In one sentence about not having been medically diagnosed, but having “worked it out” as the reason he could not read people, Burke smeared an entire community.
He harmed the community by conflating allegations of hideous sexual misconduct with the common condition.
As a result, people on the spectrum, especially kids, have to live with the implication delivered in one of the most watched TV interviews of the year that they are potentially prone to the kind of “grubby” behaviour (to quote a former Channel Nine CEO) of which Burke stands accused.
That was plain cruel and the backlash has been swift and deserved.
But as if bringing shame on the autism community, as a form of self-defence, was not offensive enough, Burke also suggested he could not answer the allegations of gross sexual harassment made against him by three women who put their names to their claims because they were mentally “fragile”.
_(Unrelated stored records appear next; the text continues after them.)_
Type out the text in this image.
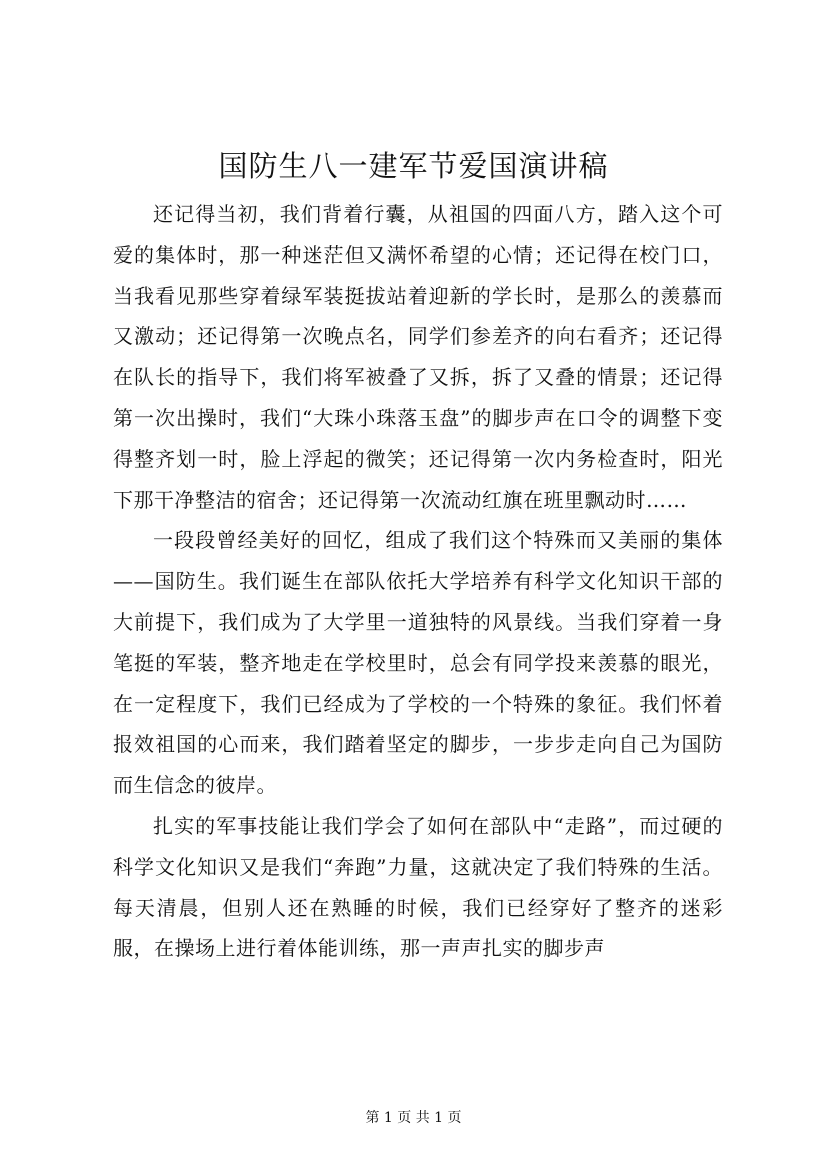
国防生八一建军节爱国演讲稿

还记得当初，我们背着行囊，从祖国的四面八方，踏入这个可爱的集体时，那一种迷茫但又满怀希望的心情；还记得在校门口，当我看见那些穿着绿军装挺拔站着迎新的学长时，是那么的羡慕而又激动；还记得第一次晚点名，同学们参差齐的向右看齐；还记得在队长的指导下，我们将军被叠了又拆，拆了又叠的情景；还记得第一次出操时，我们“大珠小珠落玉盘”的脚步声在口令的调整下变得整齐划一时，脸上浮起的微笑；还记得第一次内务检查时，阳光下那干净整洁的宿舍；还记得第一次流动红旗在班里飘动时……

一段段曾经美好的回忆，组成了我们这个特殊而又美丽的集体——国防生。我们诞生在部队依托大学培养有科学文化知识干部的大前提下，我们成为了大学里一道独特的风景线。当我们穿着一身笔挺的军装，整齐地走在学校里时，总会有同学投来羡慕的眼光，在一定程度下，我们已经成为了学校的一个特殊的象征。我们怀着报效祖国的心而来，我们踏着坚定的脚步，一步步走向自己为国防而生信念的彼岸。

扎实的军事技能让我们学会了如何在部队中“走路”，而过硬的科学文化知识又是我们“奔跑”力量，这就决定了我们特殊的生活。每天清晨，但别人还在熟睡的时候，我们已经穿好了整齐的迷彩服，在操场上进行着体能训练，那一声声扎实的脚步声

第 1 页 共 1 页
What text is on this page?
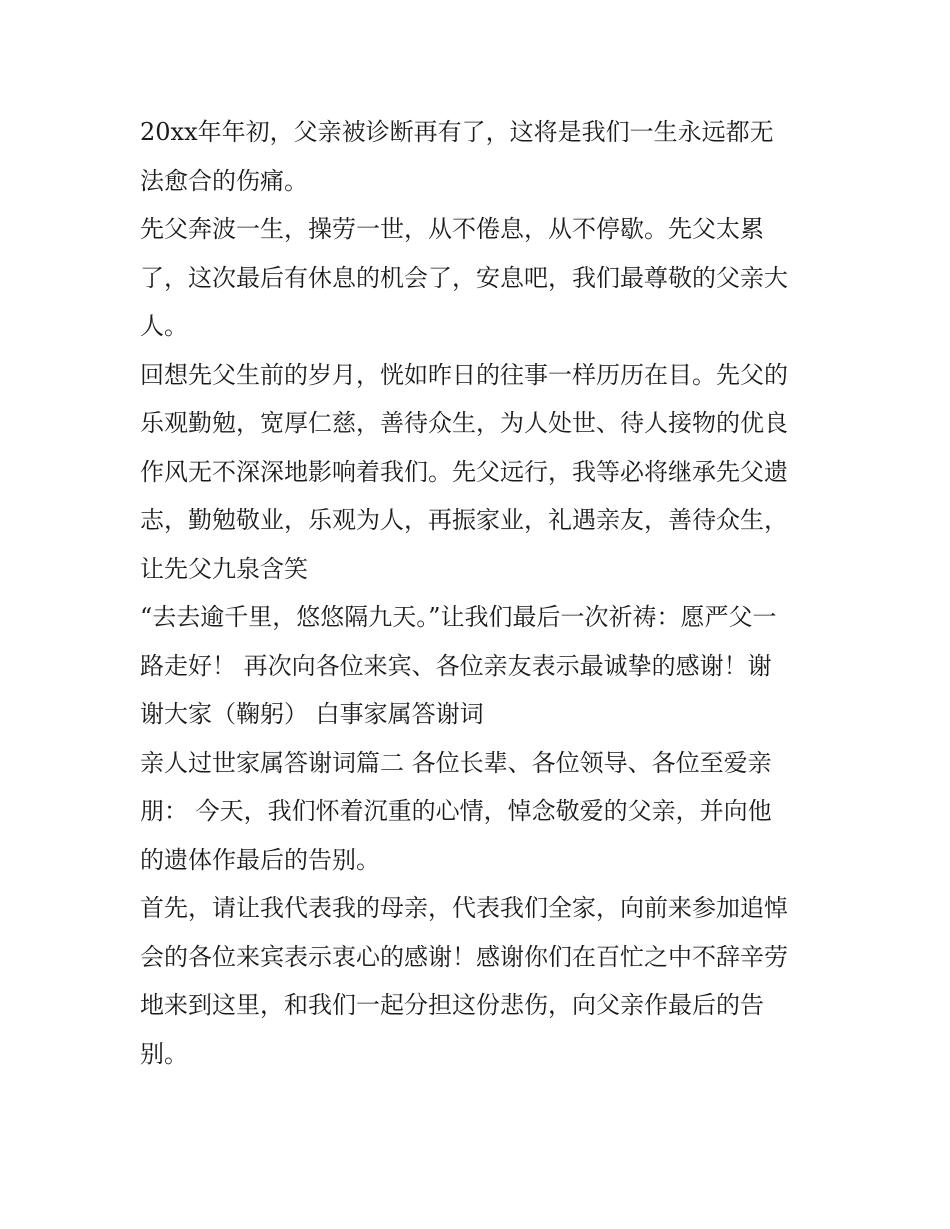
20xx年年初，父亲被诊断再有了，这将是我们一生永远都无
法愈合的伤痛。

先父奔波一生，操劳一世，从不倦息，从不停歇。先父太累
了，这次最后有休息的机会了，安息吧，我们最尊敬的父亲大
人。

回想先父生前的岁月，恍如昨日的往事一样历历在目。先父的
乐观勤勉，宽厚仁慈，善待众生，为人处世、待人接物的优良
作风无不深深地影响着我们。先父远行，我等必将继承先父遗
志，勤勉敬业，乐观为人，再振家业，礼遇亲友，善待众生，
让先父九泉含笑

“去去逾千里，悠悠隔九天。”让我们最后一次祈祷：愿严父一
路走好！ 再次向各位来宾、各位亲友表示最诚挚的感谢！谢
谢大家（鞠躬） 白事家属答谢词

亲人过世家属答谢词篇二 各位长辈、各位领导、各位至爱亲
朋： 今天，我们怀着沉重的心情，悼念敬爱的父亲，并向他
的遗体作最后的告别。

首先，请让我代表我的母亲，代表我们全家，向前来参加追悼
会的各位来宾表示衷心的感谢！感谢你们在百忙之中不辞辛劳
地来到这里，和我们一起分担这份悲伤，向父亲作最后的告
别。
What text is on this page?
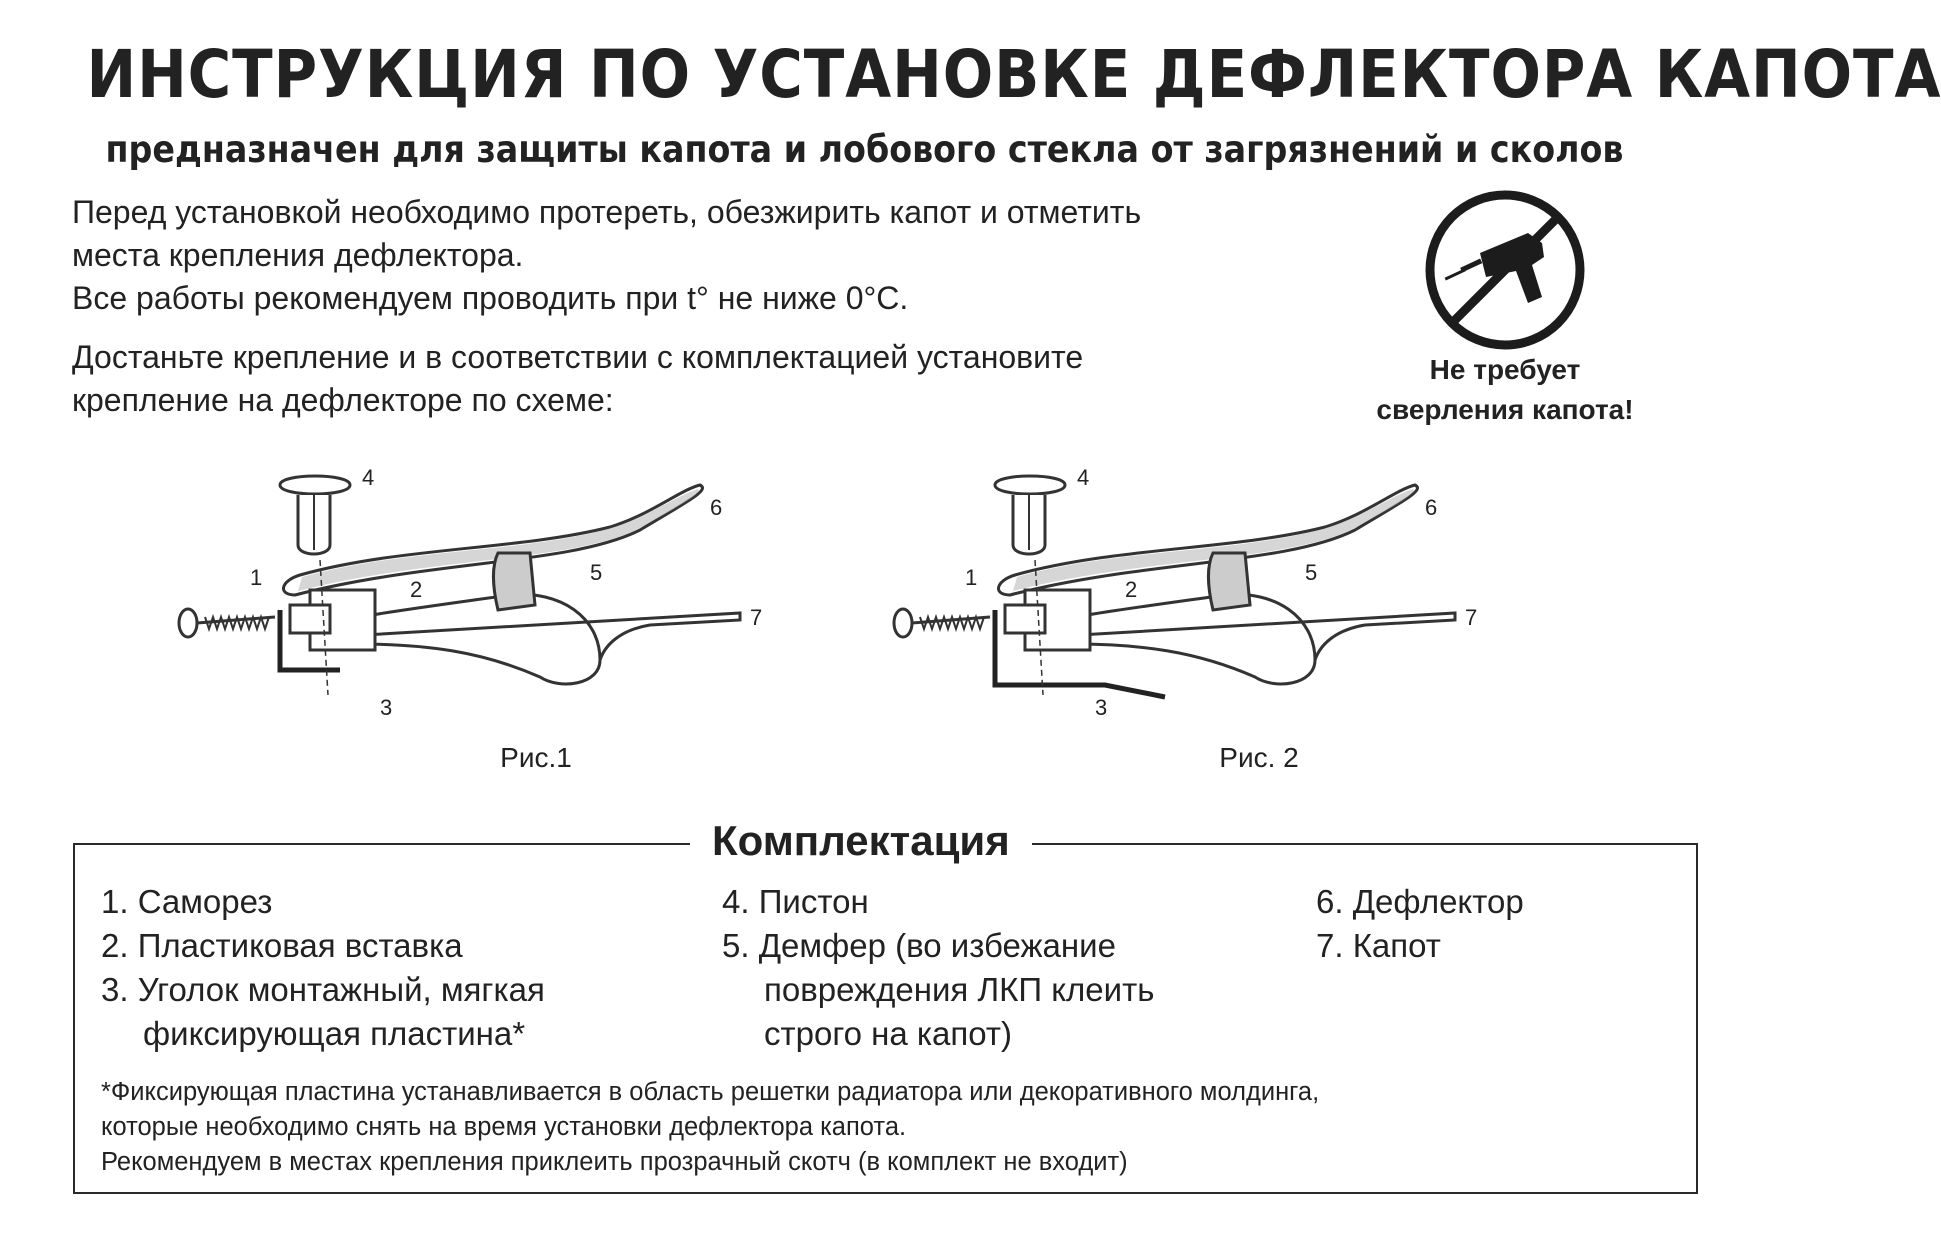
ИНСТРУКЦИЯ ПО УСТАНОВКЕ ДЕФЛЕКТОРА КАПОТА
предназначен для защиты капота и лобового стекла от загрязнений и сколов

Перед установкой необходимо протереть, обезжирить капот и отметить

места крепления дефлектора.

Все работы рекомендуем проводить при t° не ниже 0°С.

Достаньте крепление и в соответствии с комплектацией установите

крепление на дефлекторе по схеме:

Не требует
сверления капота!
4
6
1	2
5
7
3
Рис.1
4
6
1	2
5
7
3
Рис. 2
Комплектация
1. Саморез
2. Пластиковая вставка
3. Уголок монтажный, мягкая
фиксирующая пластина*
4. Пистон
5. Демфер (во избежание
повреждения ЛКП клеить
строго на капот)
6. Дефлектор
7. Капот

*Фиксирующая пластина устанавливается в область решетки радиатора или декоративного молдинга,

которые необходимо снять на время установки дефлектора капота.

Рекомендуем в местах крепления приклеить прозрачный скотч (в комплект не входит)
This is a thinly-veiled way to suggesting someone is unstable, even mad, and shouldn’t be trusted as a reliable witness. Discrediting the accuser in cases of sexual harassment or assault is one of the oldest tricks in the book, and thankfully it was called out for what it was by viewers.
Well done to Tracy Grimshaw for pushing Burke with the question: “You think everybody saying these things are fragile, this comes from their fragility?”
To suggest you cannot answer someone’s strongly-put allegation because it would harm their fragile state is ridiculous, yet Burke tried this more than once.
Thirdly, his claims that social media was to blame for his predicament — of being called out by three named women, two former network CEOs and even crew members whose observations Grimshaw put to him last night — were laughable.
As were his suggestion that stories get bigger in the telling.
The claims did not come from social media, they came from named people who have staked their reputations and risked further stress and trauma by going public.
Fourth, asking “who remembers what happens 30 years ago” totally invalidates the suffering of people who have experienced real trauma in the past. Plenty of people remember in detail what happened to them 30 years ago. Just ask the hundreds who gave testimonies to the Royal Commission into clergy abuse.
The impact of historical painful events is very often ongoing pain — of the type you don’t just forget or blank out.
Lastly, to suggest he was the victim of a “witch hunt” because of the Harvey Weinstein scandal was simple garbage.
No matter how powerful a figure you are or were, the beautiful thing about everyday folks is that presented with evidence they can see right through the status to what lies beneath.